The relation of artist and director in the modern theater has been a curious one, quite as intimate as that of pilot-fish and shark, and not so dissimilar. Attached to the shark, the pilot-fish has his way through life made easy and secure; he is carried comfortably from one hunting ground to another. Often, however, when the time comes to find food, it is the pilot-fish that seeks out the provender, and prepares the ground, as it were, for the attack of the shark. Then they both feast, and the pilot-fish resumes his subordinate position.

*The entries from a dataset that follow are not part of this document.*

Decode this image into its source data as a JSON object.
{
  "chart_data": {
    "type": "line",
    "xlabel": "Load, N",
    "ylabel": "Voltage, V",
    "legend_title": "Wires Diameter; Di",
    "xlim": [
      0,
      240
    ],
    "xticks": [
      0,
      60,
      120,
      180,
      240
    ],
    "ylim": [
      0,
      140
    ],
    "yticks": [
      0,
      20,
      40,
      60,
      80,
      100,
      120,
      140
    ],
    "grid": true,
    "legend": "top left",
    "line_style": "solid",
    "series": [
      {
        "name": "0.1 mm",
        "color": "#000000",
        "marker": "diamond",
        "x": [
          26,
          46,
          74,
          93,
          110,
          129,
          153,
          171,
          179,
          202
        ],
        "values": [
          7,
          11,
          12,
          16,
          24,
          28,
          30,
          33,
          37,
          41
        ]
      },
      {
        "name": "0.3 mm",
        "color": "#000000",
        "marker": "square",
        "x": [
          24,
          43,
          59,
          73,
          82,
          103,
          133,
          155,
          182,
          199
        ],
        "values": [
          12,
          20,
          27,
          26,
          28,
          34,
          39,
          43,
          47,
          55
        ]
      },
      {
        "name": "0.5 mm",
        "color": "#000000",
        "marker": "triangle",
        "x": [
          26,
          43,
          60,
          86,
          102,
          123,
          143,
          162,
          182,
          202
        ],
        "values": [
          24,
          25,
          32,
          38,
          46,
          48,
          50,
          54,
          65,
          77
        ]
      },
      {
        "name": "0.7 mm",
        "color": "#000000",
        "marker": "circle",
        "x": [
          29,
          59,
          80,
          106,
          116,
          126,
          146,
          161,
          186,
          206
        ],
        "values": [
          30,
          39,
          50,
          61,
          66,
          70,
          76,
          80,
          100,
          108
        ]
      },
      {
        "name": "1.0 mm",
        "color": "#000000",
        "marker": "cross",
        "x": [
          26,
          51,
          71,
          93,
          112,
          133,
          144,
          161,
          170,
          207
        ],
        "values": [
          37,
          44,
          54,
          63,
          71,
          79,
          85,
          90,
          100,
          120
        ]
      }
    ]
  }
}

We may shift the figure to pleasanter ground by grace of Samuel Butler, the Erewhonian. This brilliant, odd old gentleman, a bit of a scientist as well as a literary man, had a passion for transferring the terms and conceptions of biology to machinery and to man’s social relationships. Departing from the crustaceans, which grow new legs or tails as fast as the old are cut off, he said:

“What ... can be more distinct from a man than his banker or his solicitor? Yet these are commonly so much parts of him that he can no more cut them off and grow new ones than he can grow new legs or arms; neither must he wound his solicitor; a wound in the solicitor is a very serious thing. As for his bank,—failure of his bank’s action may be as fatal to a man as failure of his heart.... We can, indeed, grow butchers, bakers, and greengrocers, almost ad libitum, but these are low developments and correspond to skin, hair, or finger nails.”

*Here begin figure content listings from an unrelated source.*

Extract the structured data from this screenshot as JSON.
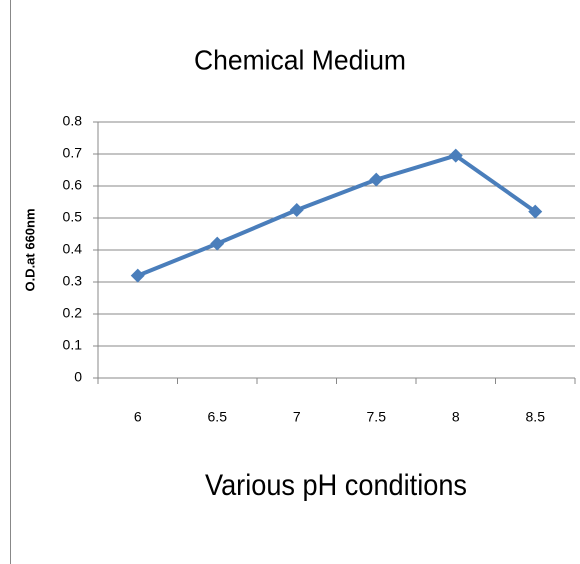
{
  "chart_data": {
    "type": "line",
    "title": "Chemical Medium",
    "x_label": "Various pH conditions",
    "y_label": "O.D.at 660nm",
    "categories": [
      "6",
      "6.5",
      "7",
      "7.5",
      "8",
      "8.5"
    ],
    "values": [
      0.32,
      0.42,
      0.525,
      0.62,
      0.695,
      0.52
    ],
    "color": "#4a7ebb",
    "ylim": [
      0,
      0.8
    ],
    "yticks": [
      0,
      0.1,
      0.2,
      0.3,
      0.4,
      0.5,
      0.6,
      0.7,
      0.8
    ],
    "grid": true
  }
}
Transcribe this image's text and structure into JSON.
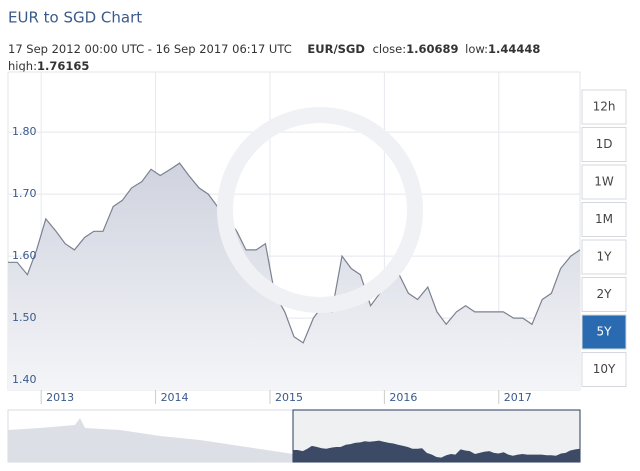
{
  "chart_data": {
    "type": "area",
    "title": "EUR to SGD Chart",
    "range_text": "17 Sep 2012 00:00 UTC - 16 Sep 2017 06:17 UTC",
    "pair": "EUR/SGD",
    "close_label": "close:",
    "close": 1.60689,
    "low_label": "low:",
    "low": 1.44448,
    "high_label": "high:",
    "high": 1.76165,
    "x": [
      2012.71,
      2012.79,
      2012.88,
      2012.96,
      2013.04,
      2013.13,
      2013.21,
      2013.29,
      2013.38,
      2013.46,
      2013.54,
      2013.63,
      2013.71,
      2013.79,
      2013.88,
      2013.96,
      2014.04,
      2014.13,
      2014.21,
      2014.29,
      2014.38,
      2014.46,
      2014.54,
      2014.63,
      2014.71,
      2014.79,
      2014.88,
      2014.96,
      2015.04,
      2015.13,
      2015.21,
      2015.29,
      2015.38,
      2015.46,
      2015.54,
      2015.63,
      2015.71,
      2015.79,
      2015.88,
      2015.96,
      2016.04,
      2016.13,
      2016.21,
      2016.29,
      2016.38,
      2016.46,
      2016.54,
      2016.63,
      2016.71,
      2016.79,
      2016.88,
      2016.96,
      2017.04,
      2017.13,
      2017.21,
      2017.29,
      2017.38,
      2017.46,
      2017.54,
      2017.63,
      2017.71
    ],
    "series": [
      {
        "name": "EUR/SGD",
        "color": "#7b8190",
        "values": [
          1.59,
          1.59,
          1.57,
          1.61,
          1.66,
          1.64,
          1.62,
          1.61,
          1.63,
          1.64,
          1.64,
          1.68,
          1.69,
          1.71,
          1.72,
          1.74,
          1.73,
          1.74,
          1.75,
          1.73,
          1.71,
          1.7,
          1.68,
          1.66,
          1.64,
          1.61,
          1.61,
          1.62,
          1.54,
          1.51,
          1.47,
          1.46,
          1.5,
          1.52,
          1.51,
          1.6,
          1.58,
          1.57,
          1.52,
          1.54,
          1.56,
          1.57,
          1.54,
          1.53,
          1.55,
          1.51,
          1.49,
          1.51,
          1.52,
          1.51,
          1.51,
          1.51,
          1.51,
          1.5,
          1.5,
          1.49,
          1.53,
          1.54,
          1.58,
          1.6,
          1.61
        ]
      }
    ],
    "xlim": [
      2012.71,
      2017.71
    ],
    "xticks": [
      2013,
      2014,
      2015,
      2016,
      2017
    ],
    "ylim": [
      1.384,
      1.897
    ],
    "yticks": [
      {
        "value": 1.4,
        "label": "1.40"
      },
      {
        "value": 1.5,
        "label": "1.50"
      },
      {
        "value": 1.6,
        "label": "1.60"
      },
      {
        "value": 1.7,
        "label": "1.70"
      },
      {
        "value": 1.8,
        "label": "1.80"
      }
    ],
    "grid": true,
    "range_buttons": [
      "12h",
      "1D",
      "1W",
      "1M",
      "1Y",
      "2Y",
      "5Y",
      "10Y"
    ],
    "selected_button": "5Y"
  }
}
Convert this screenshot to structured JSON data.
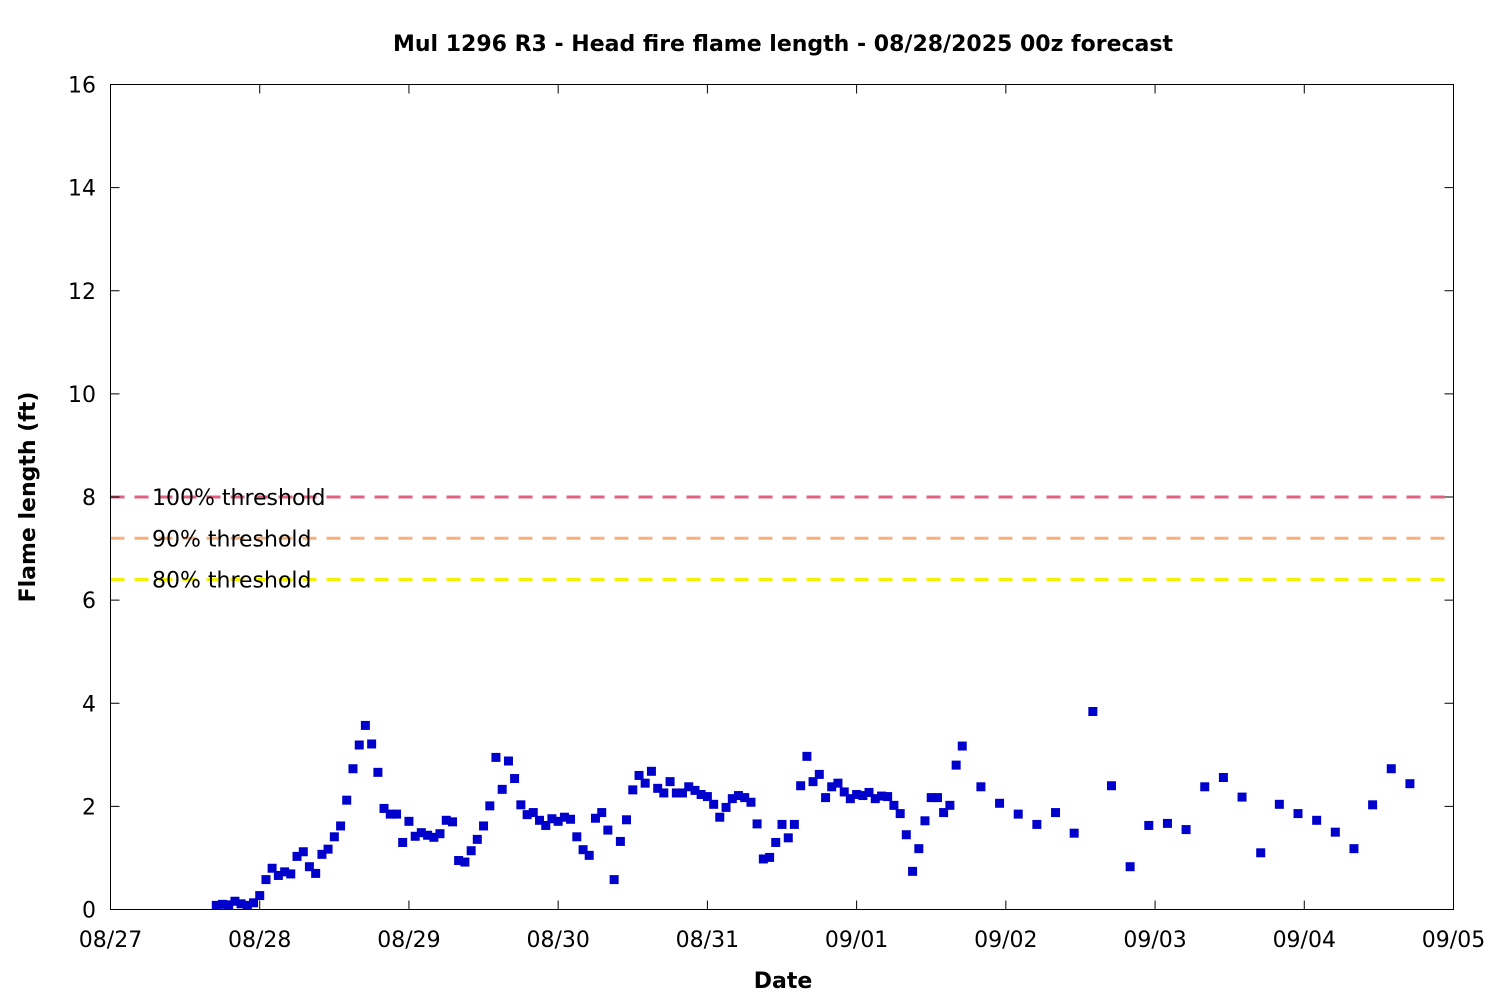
{
  "chart_data": {
    "type": "scatter",
    "title": "Mul 1296 R3 - Head fire flame length - 08/28/2025 00z forecast",
    "xlabel": "Date",
    "ylabel": "Flame length (ft)",
    "x_units": "days",
    "xlim": [
      0,
      9
    ],
    "ylim": [
      0,
      16
    ],
    "x_ticks": [
      {
        "v": 0,
        "label": "08/27"
      },
      {
        "v": 1,
        "label": "08/28"
      },
      {
        "v": 2,
        "label": "08/29"
      },
      {
        "v": 3,
        "label": "08/30"
      },
      {
        "v": 4,
        "label": "08/31"
      },
      {
        "v": 5,
        "label": "09/01"
      },
      {
        "v": 6,
        "label": "09/02"
      },
      {
        "v": 7,
        "label": "09/03"
      },
      {
        "v": 8,
        "label": "09/04"
      },
      {
        "v": 9,
        "label": "09/05"
      }
    ],
    "y_ticks": [
      {
        "v": 0,
        "label": "0"
      },
      {
        "v": 2,
        "label": "2"
      },
      {
        "v": 4,
        "label": "4"
      },
      {
        "v": 6,
        "label": "6"
      },
      {
        "v": 8,
        "label": "8"
      },
      {
        "v": 10,
        "label": "10"
      },
      {
        "v": 12,
        "label": "12"
      },
      {
        "v": 14,
        "label": "14"
      },
      {
        "v": 16,
        "label": "16"
      }
    ],
    "grid": false,
    "thresholds": [
      {
        "label": "100% threshold",
        "value": 8.0,
        "color": "#e0607e"
      },
      {
        "label": "90% threshold",
        "value": 7.2,
        "color": "#f5b07a"
      },
      {
        "label": "80% threshold",
        "value": 6.4,
        "color": "#f0f000"
      }
    ],
    "series": [
      {
        "marker": "square",
        "color": "#0000cc",
        "points": [
          [
            0.709,
            0.08
          ],
          [
            0.75,
            0.1
          ],
          [
            0.792,
            0.09
          ],
          [
            0.834,
            0.16
          ],
          [
            0.875,
            0.11
          ],
          [
            0.917,
            0.08
          ],
          [
            0.959,
            0.13
          ],
          [
            1.0,
            0.27
          ],
          [
            1.042,
            0.58
          ],
          [
            1.083,
            0.8
          ],
          [
            1.125,
            0.66
          ],
          [
            1.167,
            0.73
          ],
          [
            1.208,
            0.69
          ],
          [
            1.25,
            1.03
          ],
          [
            1.292,
            1.12
          ],
          [
            1.333,
            0.83
          ],
          [
            1.375,
            0.7
          ],
          [
            1.417,
            1.07
          ],
          [
            1.458,
            1.17
          ],
          [
            1.5,
            1.41
          ],
          [
            1.542,
            1.62
          ],
          [
            1.583,
            2.12
          ],
          [
            1.625,
            2.73
          ],
          [
            1.667,
            3.19
          ],
          [
            1.708,
            3.57
          ],
          [
            1.75,
            3.21
          ],
          [
            1.792,
            2.66
          ],
          [
            1.833,
            1.96
          ],
          [
            1.875,
            1.85
          ],
          [
            1.917,
            1.85
          ],
          [
            1.958,
            1.3
          ],
          [
            2.0,
            1.71
          ],
          [
            2.042,
            1.42
          ],
          [
            2.083,
            1.49
          ],
          [
            2.125,
            1.44
          ],
          [
            2.167,
            1.4
          ],
          [
            2.208,
            1.47
          ],
          [
            2.25,
            1.73
          ],
          [
            2.292,
            1.7
          ],
          [
            2.333,
            0.95
          ],
          [
            2.375,
            0.92
          ],
          [
            2.417,
            1.14
          ],
          [
            2.458,
            1.36
          ],
          [
            2.5,
            1.62
          ],
          [
            2.542,
            2.01
          ],
          [
            2.583,
            2.95
          ],
          [
            2.625,
            2.33
          ],
          [
            2.667,
            2.88
          ],
          [
            2.708,
            2.54
          ],
          [
            2.75,
            2.03
          ],
          [
            2.792,
            1.84
          ],
          [
            2.833,
            1.88
          ],
          [
            2.875,
            1.73
          ],
          [
            2.917,
            1.63
          ],
          [
            2.958,
            1.76
          ],
          [
            3.0,
            1.71
          ],
          [
            3.042,
            1.79
          ],
          [
            3.083,
            1.75
          ],
          [
            3.125,
            1.41
          ],
          [
            3.167,
            1.16
          ],
          [
            3.208,
            1.05
          ],
          [
            3.25,
            1.77
          ],
          [
            3.292,
            1.88
          ],
          [
            3.333,
            1.54
          ],
          [
            3.375,
            0.58
          ],
          [
            3.417,
            1.32
          ],
          [
            3.458,
            1.74
          ],
          [
            3.5,
            2.32
          ],
          [
            3.542,
            2.6
          ],
          [
            3.583,
            2.45
          ],
          [
            3.625,
            2.68
          ],
          [
            3.667,
            2.35
          ],
          [
            3.708,
            2.26
          ],
          [
            3.75,
            2.48
          ],
          [
            3.792,
            2.26
          ],
          [
            3.833,
            2.26
          ],
          [
            3.875,
            2.38
          ],
          [
            3.917,
            2.31
          ],
          [
            3.958,
            2.23
          ],
          [
            4.0,
            2.19
          ],
          [
            4.042,
            2.04
          ],
          [
            4.083,
            1.79
          ],
          [
            4.125,
            1.98
          ],
          [
            4.167,
            2.15
          ],
          [
            4.208,
            2.21
          ],
          [
            4.25,
            2.17
          ],
          [
            4.292,
            2.08
          ],
          [
            4.333,
            1.66
          ],
          [
            4.375,
            0.98
          ],
          [
            4.417,
            1.01
          ],
          [
            4.458,
            1.3
          ],
          [
            4.5,
            1.65
          ],
          [
            4.542,
            1.39
          ],
          [
            4.583,
            1.65
          ],
          [
            4.625,
            2.4
          ],
          [
            4.667,
            2.97
          ],
          [
            4.708,
            2.48
          ],
          [
            4.75,
            2.62
          ],
          [
            4.792,
            2.17
          ],
          [
            4.833,
            2.38
          ],
          [
            4.875,
            2.45
          ],
          [
            4.917,
            2.28
          ],
          [
            4.958,
            2.15
          ],
          [
            5.0,
            2.23
          ],
          [
            5.042,
            2.21
          ],
          [
            5.083,
            2.27
          ],
          [
            5.125,
            2.15
          ],
          [
            5.167,
            2.2
          ],
          [
            5.208,
            2.19
          ],
          [
            5.25,
            2.02
          ],
          [
            5.292,
            1.86
          ],
          [
            5.333,
            1.45
          ],
          [
            5.375,
            0.74
          ],
          [
            5.417,
            1.18
          ],
          [
            5.458,
            1.72
          ],
          [
            5.5,
            2.17
          ],
          [
            5.542,
            2.17
          ],
          [
            5.583,
            1.88
          ],
          [
            5.625,
            2.02
          ],
          [
            5.667,
            2.8
          ],
          [
            5.708,
            3.17
          ],
          [
            5.833,
            2.38
          ],
          [
            5.958,
            2.06
          ],
          [
            6.083,
            1.85
          ],
          [
            6.208,
            1.65
          ],
          [
            6.333,
            1.88
          ],
          [
            6.458,
            1.48
          ],
          [
            6.583,
            3.84
          ],
          [
            6.708,
            2.4
          ],
          [
            6.833,
            0.83
          ],
          [
            6.958,
            1.63
          ],
          [
            7.083,
            1.67
          ],
          [
            7.208,
            1.55
          ],
          [
            7.333,
            2.38
          ],
          [
            7.458,
            2.56
          ],
          [
            7.583,
            2.18
          ],
          [
            7.708,
            1.1
          ],
          [
            7.833,
            2.04
          ],
          [
            7.958,
            1.86
          ],
          [
            8.083,
            1.73
          ],
          [
            8.208,
            1.5
          ],
          [
            8.333,
            1.18
          ],
          [
            8.458,
            2.03
          ],
          [
            8.583,
            2.73
          ],
          [
            8.708,
            2.44
          ]
        ]
      }
    ]
  }
}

I do not know whether it would be right to say that directors have grown artists with great assiduity in the past twenty years, or that the greatest of the directors have become as closely associated with particular artists as a well-to-do Englishman is with his banker or his solicitor. At any rate the name of Reinhardt is intimately associated with the name of Stern; Jessner has his Pirchan, Fehling his Strohbach; I have spoken of the close relationship of Weichert and Sievert, and I could point out similar identifications in America. An artist of a certain type has come into a very definite, creative connection with the art of production, and he has usually brought his contribution to the theater of a particular director.

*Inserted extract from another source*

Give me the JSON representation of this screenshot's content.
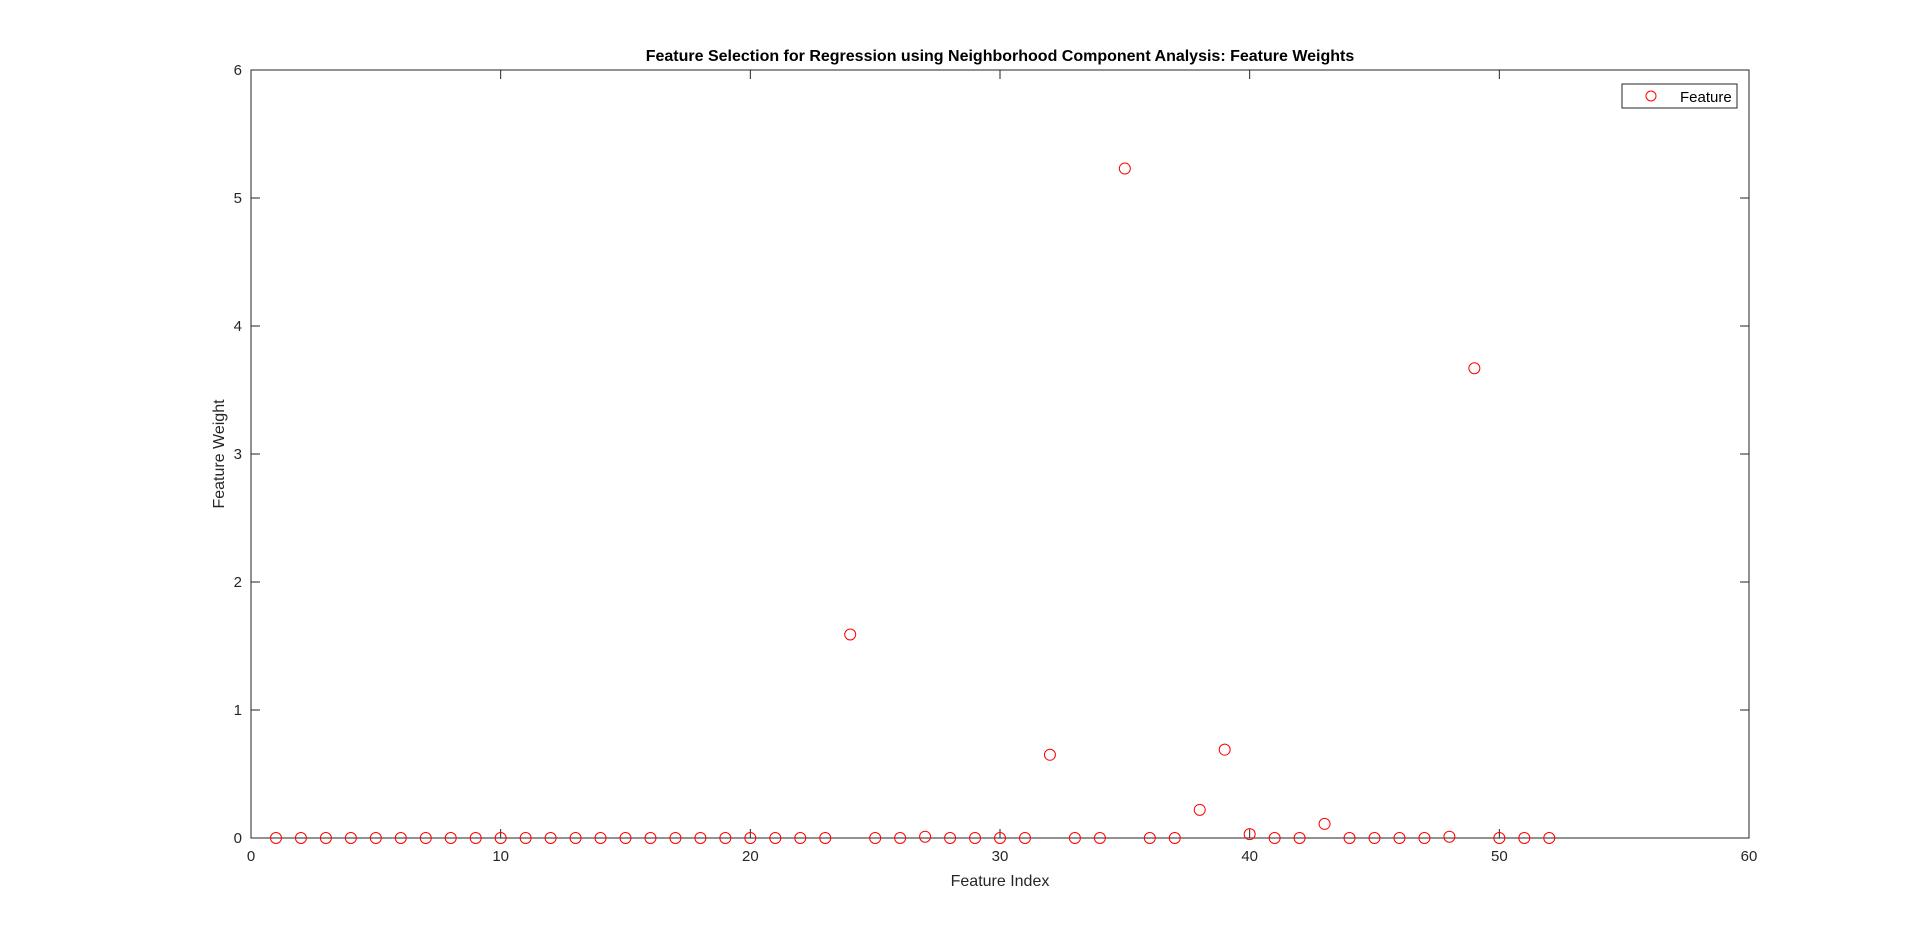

The designer is a modern product. He was unknown to Molière or Shakespeare; the tailor was their only artist. Except for incidental music, costume is the one field in which another talent than that of actor or director invaded the theater from Greek days until the last years of the seventeenth century. There were designers of scenery in the Renaissance, but they kept to the court masques. Inigo Jones would have been as astonished and as shocked as Shakespeare if anybody had suggested that he try to work upon the stage of the Globe Theater. The advent of Italian opera—a development easy to trace from the court masques—and the building of elaborate theaters to house its scenery, brought the painter upon the stage. The names of the flamboyant brothers Galli-Bibiena are the first great names to be met with in the annals of scene painting. And they were the last great names until Schinkel, the German architect, began in the early nineteenth century to seek a way of ridding the stage of the dull devices of the current scene painters. Scenery was not an invention of Realism; it was a much older thing. I doubt if any one more talented than a good carpenter or an interior decorator was needed to achieve the actuality which the realists demanded. When artists of distinction, or designers with a flair for the theater appeared at the stage door, it was because they saw Shakespeare or Goethe, von Hofmannsthal or Maeterlinck sending in their cards to Irving or Reinhardt or Stanislavsky.